Un point que prennent à cœur les acteurs du port de Lorient : de la pêche à la vente, tout le processus se modernise pour « pêcher mieux ». Sur les bateaux, les viviers conservent les espèces au frais. Sur le port, des brumisateurs occupent les lieux de stockage. À la criée, où 160 acheteurs viennent faire leurs achats, les caisses passent sur un double convoyeur permettant de réduire le temps de vente. Lorient a été le premier port à s’en équiper. Nouveauté également, depuis un mois les achats peuvent se faire par internet. En bout de chaîne, les acheteurs se voient délivrer une facture leur donnant toute la traçabilité des produits. À eux ensuite de l’indiquer à leurs clients.
Une démarche d’innovation en constante progression. Le port est dans une démarche constante de modernisation de ses équipements. Dernier en date, une machine usant d’un système de vision pour trier automatiquement le poisson en fonction des formes et des tailles. Les tests ont été concluants, et la mise en place de la machine devrait se faire prochainement.
Valoriser les produits
La valorisation des produits ne passe pas seulement par la mise en œuvre du label Bretagne qualité mer, directement utilisé sur le port. Les poissonniers et chefs de restaurant doivent également mettre en avant les produits pêchés à Lorient.
C’est ce que souhaitent Thibaut Crecely, passant cette année son baccalauréat professionnel poissonnier, écailler, traiteur au CFA de Lorient, et Nathalie Beauvais, chef du Jardin gourmand. La chef propose beaucoup de langoustines dans son restaurant, « de Pâques à juin, ensuite l’été, c’est en fonction des cours ». La saison reste un critère décisif de sélection pour la chef, qui vient de participer à l’ouvrage Les Recettes de Keroman, publié sous l’initiative du port de pêche, et dans lequel douze chefs livrent chacun une recette de produits de la pêche lorientaise.

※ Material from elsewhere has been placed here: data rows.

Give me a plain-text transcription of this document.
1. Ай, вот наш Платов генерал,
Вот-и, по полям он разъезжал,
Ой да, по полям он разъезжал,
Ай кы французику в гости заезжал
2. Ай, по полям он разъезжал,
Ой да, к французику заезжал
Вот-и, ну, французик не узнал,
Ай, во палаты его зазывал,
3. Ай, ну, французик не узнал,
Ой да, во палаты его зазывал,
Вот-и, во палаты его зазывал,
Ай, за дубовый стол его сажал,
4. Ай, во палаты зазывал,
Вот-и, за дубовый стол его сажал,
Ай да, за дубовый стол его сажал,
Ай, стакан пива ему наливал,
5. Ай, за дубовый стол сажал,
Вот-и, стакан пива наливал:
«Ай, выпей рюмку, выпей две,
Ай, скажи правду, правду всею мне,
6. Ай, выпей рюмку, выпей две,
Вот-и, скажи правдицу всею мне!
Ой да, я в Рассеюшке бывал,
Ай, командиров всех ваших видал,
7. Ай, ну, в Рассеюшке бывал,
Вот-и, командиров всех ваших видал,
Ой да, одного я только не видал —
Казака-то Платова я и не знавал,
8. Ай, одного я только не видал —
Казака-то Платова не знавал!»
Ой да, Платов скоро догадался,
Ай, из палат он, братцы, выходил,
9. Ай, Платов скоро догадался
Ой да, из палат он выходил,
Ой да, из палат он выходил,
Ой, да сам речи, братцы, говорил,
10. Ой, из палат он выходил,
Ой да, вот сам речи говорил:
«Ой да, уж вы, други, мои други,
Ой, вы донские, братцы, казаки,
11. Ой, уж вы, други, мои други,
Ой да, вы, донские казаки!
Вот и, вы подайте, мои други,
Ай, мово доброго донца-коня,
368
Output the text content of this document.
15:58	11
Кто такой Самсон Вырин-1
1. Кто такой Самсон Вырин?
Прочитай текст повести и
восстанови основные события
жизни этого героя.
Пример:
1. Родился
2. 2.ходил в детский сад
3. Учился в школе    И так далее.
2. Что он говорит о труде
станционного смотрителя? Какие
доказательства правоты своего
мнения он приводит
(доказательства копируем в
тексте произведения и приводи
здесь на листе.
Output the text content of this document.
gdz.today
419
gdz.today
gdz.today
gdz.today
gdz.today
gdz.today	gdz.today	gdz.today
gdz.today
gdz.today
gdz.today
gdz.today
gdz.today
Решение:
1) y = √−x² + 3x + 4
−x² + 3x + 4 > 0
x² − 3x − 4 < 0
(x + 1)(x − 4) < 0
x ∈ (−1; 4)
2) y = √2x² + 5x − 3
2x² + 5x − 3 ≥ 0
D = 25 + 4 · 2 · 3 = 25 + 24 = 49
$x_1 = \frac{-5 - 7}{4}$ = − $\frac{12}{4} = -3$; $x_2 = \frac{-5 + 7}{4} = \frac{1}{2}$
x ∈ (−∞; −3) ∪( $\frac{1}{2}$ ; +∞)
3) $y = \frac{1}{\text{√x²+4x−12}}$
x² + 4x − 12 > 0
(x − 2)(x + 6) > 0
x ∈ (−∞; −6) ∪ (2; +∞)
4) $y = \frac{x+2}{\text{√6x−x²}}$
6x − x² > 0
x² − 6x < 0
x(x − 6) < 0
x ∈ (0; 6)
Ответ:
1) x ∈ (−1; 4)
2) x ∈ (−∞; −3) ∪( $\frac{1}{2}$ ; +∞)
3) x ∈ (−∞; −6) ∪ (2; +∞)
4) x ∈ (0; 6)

La transformation sur place est aussi le vecteur d’une mise en avant des produits. Un essai actuellement effectué par l’armement Apak, qui souhaite valoriser les produits de la pêche artisanale. En partenariat avec IDmer, institut de développement des produits de la mer, Apak propose des recettes issues de la pêche locale : au mois de mai, c’est une nouvelle recette de merlu qui voit le jour, après le thon, le bar et la dorade. Des rillettes de merlu à la provençale, produites en circuit court – « pêché hier, transformé aujourd’hui » –, qui rejoignent les magasins Comptoir de la mer. Et non la GMS, Éric Guygniec insiste bien : « Nous faisons de la production artisanale, pas industrielle. » Cette transformation représente peu, 2 à 3 % de leur production selon l’estimation du pêcheur. Mais il espère accroître cette démarche.
Tout ce processus ne pourrait être accompli sans l’aide de l’agglomération lorientaise. Ici, « les élus se mobilisent pour la pêche », s’enthousiasme Maurice Benoish, « c’est un des seuls ports qui a cette démarche ». Lorient et la pêche, une histoire qui dure, et qui a tout pour durer.